Auch Werke des mit ihm befreundeten Keramikkünstlers Georg Eiselt sind zu sehen: Vernissage im Rundofen am 10. April.
Lutz Lefèvre hat unter anderem unter Kannibalen gelebt, hat die Sahara durchquert, ist bis auf Sechstausend Höhenmeter gestiegen und hat auf seinen bis zu 14 Monate langen Reisen und körperlich teils extrem beanspruchenden Touren beeindruckende Fotos gemacht.
Insbesondere bedrohte Völker und Kulturen aus Zentral- und Südostasien sowie Ozeanien haben es ihm angetan. „Mich hat immer interessiert, wie die Menschen aussehen, wie sie leben, wie der Familienzusammenhalt ist“, erklärt der Lehrer im Ruhestand. Nicht – wie man vielleicht meinen könnte – Sport und Geologie hat er an Gymnasien gelehrt, sondern Mathematik und Physik.
„Meine beste Note im Abi war Kunst“, lacht er leise. Das hätte er eigentlich auch studieren wollen, wenn es denn in diesem Metier nicht eine so heikle Sache mit dem Geldverdienen wäre. Also landete er bei der Mathematik, in dem Fach war er mindestens genauso gut in der Schule.
Physik wiederum hat ihn von der Philosophie her interessiert. „Meine Vorstellung ist so, dass die Religionen der Beginn der Philosophie sind. Ob das jetzt Animismus ist oder Hinduismus oder Buddhismus oder dann später Christentum und so weiter, und dann bei uns die philosophische Entwicklung vor 200 Jahren und dann vor 100 Jahren die moderne Physik.“ Die wolle auch nichts anderes als erklären,
wie unsere Welt aufgebaut sei, fährt der Wissenschaftsaffine fort. Und zieht die Verbindung zwischen der Philosophie und der Astronomie mit der Frage beispielsweise: Wo kommt unsere Milchstraße her?
Neugierig machen
Deswegen hatte er ursprünglich für die Ausstellung den Titel „Keramik aus Sternenstaub“ geplant. „Das hat aber den Herrn Eiselt gestört“, lacht er in tiefer Freundschaft. Und erklärt: Manche Leute würden diesen Titel esotherisch verstehen, und das würde Georg Eiselt gar nicht zusagen. „Tatsache ist aber“, so Lutz Lefèvre, „dass alle Elementarteilchen, die wir selber im Körper haben, nicht aus unserer Milchstraße kommen, sondern von anderen Sternen. 97 Prozent unseres Körpers sind stellar, also von außerhalb unserer Milchstraße.

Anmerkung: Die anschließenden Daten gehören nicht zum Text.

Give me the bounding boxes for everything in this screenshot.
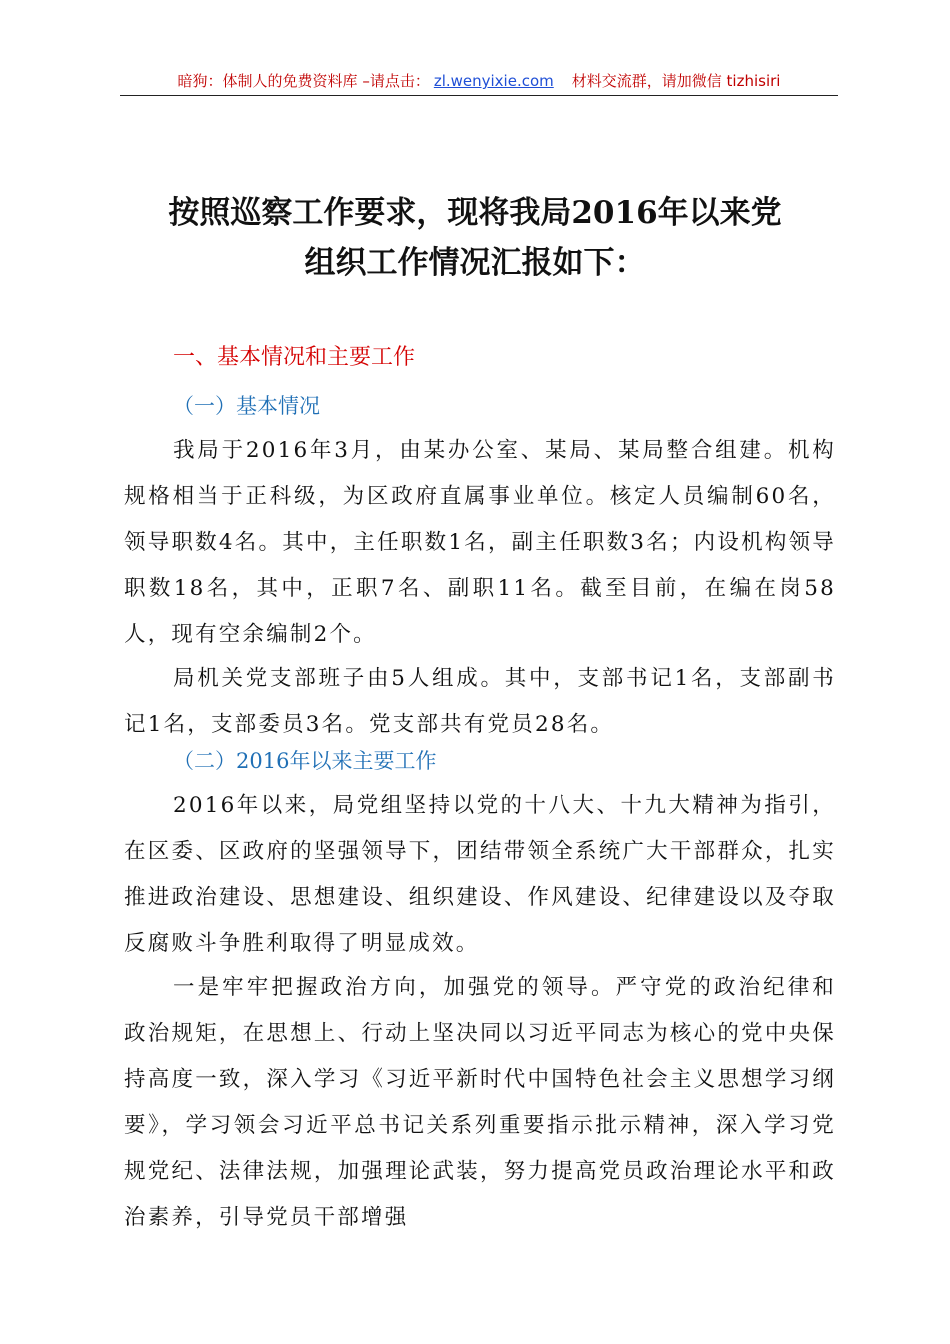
paragraph-main-work: 2016年以来，局党组坚持以党的十八大、十九大精神为指引，在区委、区政府的坚强领导下，团结带领全系统广大干部群众，扎实推进政治建设、思想建设、组织建设、作风建设、纪律建设以及夺取反腐败斗争胜利取得了明显成效。 — [124, 793, 836, 956]
subsection-heading-2: （二）2016年以来主要工作 — [173, 749, 437, 773]
paragraph-party-branch: 局机关党支部班子由5人组成。其中，支部书记1名，支部副书记1名，支部委员3名。党支部共有党员28名。 — [124, 666, 836, 737]
section-heading-1: 一、基本情况和主要工作 — [173, 345, 416, 370]
header-left-text: 暗狗：体制人的免费资料库 –请点击： — [177, 72, 430, 90]
title-line-1: 按照巡察工作要求，现将我局2016年以来党 — [168, 195, 782, 231]
paragraph-political-direction: 一是牢牢把握政治方向，加强党的领导。严守党的政治纪律和政治规矩，在思想上、行动上坚决同以习近平同志为核心的党中央保持高度一致，深入学习《习近平新时代中国特色社会主义思想学习纲要》，学习领会习近平总书记关系列重要指示批示精神，深入学习党规党纪、法律法规，加强理论武装，努力提高党员政治理论水平和政治素养，引导党员干部增强 — [124, 975, 836, 1230]
header-link[interactable]: zl.wenyixie.com — [433, 72, 554, 90]
title-line-2: 组织工作情况汇报如下： — [304, 245, 646, 281]
document-title — [110, 188, 840, 288]
subsection-heading-1: （一）基本情况 — [173, 394, 320, 418]
paragraph-basic-info: 我局于2016年3月，由某办公室、某局、某局整合组建。机构规格相当于正科级，为区政府直属事业单位。核定人员编制60名，领导职数4名。其中，主任职数1名，副主任职数3名；内设机构领导职数18名，其中，正职7名、副职11名。截至目前，在编在岗58人，现有空余编制2个。 — [124, 438, 836, 647]
page-header — [120, 70, 838, 94]
header-right-text: 材料交流群，请加微信 tizhisiri — [571, 72, 781, 90]
header-divider — [120, 95, 838, 96]
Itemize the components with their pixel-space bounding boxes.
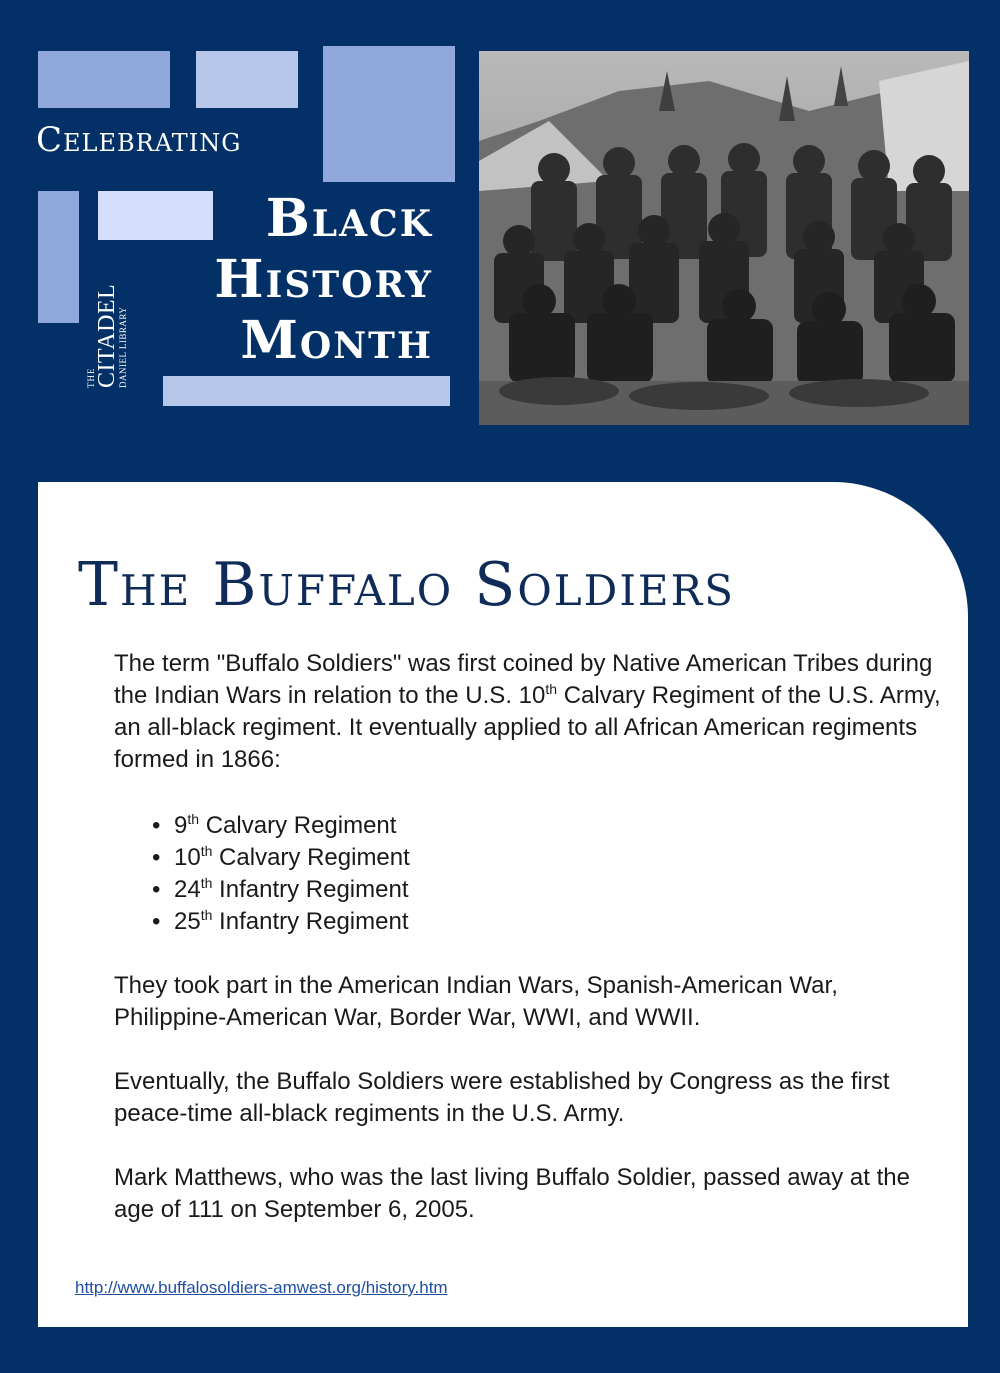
regiment-suffix: th bbox=[200, 843, 213, 859]
regiment-number: 25 bbox=[174, 908, 201, 935]
congress-paragraph: Eventually, the Buffalo Soldiers were established by Congress as the first peace-time all-black regiments in the U.S. Army. bbox=[114, 1068, 890, 1127]
logo-citadel: CITADEL bbox=[94, 283, 120, 388]
regiment-suffix: th bbox=[187, 811, 200, 827]
black-history-month-heading bbox=[214, 188, 433, 371]
list-item bbox=[152, 906, 944, 938]
regiment-list bbox=[114, 810, 944, 938]
article-body bbox=[114, 648, 944, 1226]
celebrating-heading: Celebrating bbox=[36, 120, 242, 160]
regiment-name: Calvary Regiment bbox=[199, 812, 397, 839]
decor-block-3 bbox=[323, 46, 455, 182]
regiment-name: Infantry Regiment bbox=[212, 876, 409, 903]
regiment-name: Infantry Regiment bbox=[212, 908, 409, 935]
heading-line-black: Black bbox=[265, 188, 433, 249]
decor-block-4 bbox=[38, 191, 79, 323]
last-soldier-paragraph: Mark Matthews, who was the last living Buffalo Soldier, passed away at the age of 111 on September 6, 2005. bbox=[114, 1164, 910, 1223]
citadel-library-logo bbox=[86, 283, 129, 388]
regiment-number: 24 bbox=[174, 876, 201, 903]
list-item bbox=[152, 842, 944, 874]
decor-block-6 bbox=[163, 376, 450, 406]
regiment-suffix: th bbox=[200, 907, 213, 923]
logo-the: THE bbox=[86, 367, 96, 388]
decor-block-1 bbox=[38, 51, 170, 108]
article-panel bbox=[38, 482, 968, 1327]
logo-daniel-library: DANIEL LIBRARY bbox=[118, 306, 128, 388]
intro-part-2: Calvary Regiment of the U.S. Army, an all-black regiment. It eventually applied to all African American regiments formed in 1866: bbox=[114, 682, 941, 773]
intro-superscript: th bbox=[545, 681, 558, 697]
list-item bbox=[152, 810, 944, 842]
intro-paragraph bbox=[114, 648, 944, 776]
regiment-name: Calvary Regiment bbox=[212, 844, 410, 871]
regiment-suffix: th bbox=[200, 875, 213, 891]
list-item bbox=[152, 874, 944, 906]
article-title: The Buffalo Soldiers bbox=[78, 550, 735, 620]
decor-block-2 bbox=[196, 51, 298, 108]
wars-paragraph: They took part in the American Indian Wars, Spanish-American War, Philippine-American War, Border War, WWI, and WWII. bbox=[114, 972, 838, 1031]
source-link[interactable]: http://www.buffalosoldiers-amwest.org/history.htm bbox=[75, 1278, 448, 1297]
buffalo-soldiers-photo bbox=[479, 51, 969, 425]
decor-block-5 bbox=[98, 191, 213, 240]
heading-line-history: History bbox=[214, 249, 433, 310]
heading-line-month: Month bbox=[240, 310, 433, 371]
regiment-number: 9 bbox=[174, 812, 188, 839]
regiment-number: 10 bbox=[174, 844, 201, 871]
intro-part-1: The term "Buffalo Soldiers" was first coined by Native American Tribes during the Indian Wars in relation to the U.S. 10 bbox=[114, 650, 933, 709]
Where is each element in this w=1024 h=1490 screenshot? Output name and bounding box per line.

„Echt?“, reißt der Zuhörer verwundert die Augen auf. Der 73-Jährige freut sich, strahlt regelrecht. „Dieses „echt?!““, wiederholt er. Das genau sei das, was er als Lehrer, als Pädagoge erreichen möchte: die Leute auf etwas aufmerksam machen, sie neugierig machen, sie zum Darüber-Nachdenken bringen.
Womit der Bogen zurück zu seiner Foto-Ausstellung geschlagen ist: „Ich möchte etwas mitteilen“, resümiert er. Dazu gehört zu zeigen, was er auf seinen Reisen gesehen, was er erlebt hat. Seine 56 großformatigen Fotos bilden indigene Kulturen ab, die er bewundert. Menschen mit sehr gefestigten sozialen Strukturen seien das, „und die haben ihre religiöse Orientierung, auch mit ihren Fetischen – ob das jetzt Animismus ist oder Geisterglaube oder wie auch immer man das formuliert.“
Von den sieben bedrohten, viele Jahrtausende alten Kulturen und deren Schönheit, die er zumindest mit seinen Fotos zu erhalten versucht, ist eine kurz nach seinem Besuch endgültig ausgestorben. Die Rede ist von den „Waldmenschen“ im Grenzgebiet zwischen Thailand und Laos. Deren ursprüngliche Lebensweise im Wald war aufgrund der Abholzung riesiger Flächen immer mehr gestört worden. „Ich bin da damals mit dem Motorrad gefahren – stundenlang: Es gab praktisch keine Wälder mehr.“ 1994 war das, seit 1996, spätestens 1998 ist die ursprüngliche Lebensform der Waldmenschen unmöglich geworden. Heutzutage lebt dieses Volk entrechtet, oftmals ausgebeutet.
Verschwindendes dokumentieren
Lutz Lefévre sieht eine gewisse Parallele zu den Trachten im Kinzigtal mit seinen verschiedenen Nebentälern: „Diese Trachten gehen verloren, wenn man sich nicht um ihren Erhalt kümmert.“ Er selbst wurde in Karlsruhe geboren, sein Vater ist Nachfahre der vor über 300 Jahren aus Frankreich geflohenen Hugenotten, die Mutter eine Baltendeutsche. Das Studium absolvierte der heutige Wahl-Zeller in Freiburg, wurde als Referendar nach Offenburg beordert, unterrichtete über 20 Jahre am Gengenbacher Gymnasium, verbrachte als Aus-
landschuldienstlehrer drei Jahre im südfranzösischen Toulouse und weitere zehn Jahre am Gymnasium in Hausach.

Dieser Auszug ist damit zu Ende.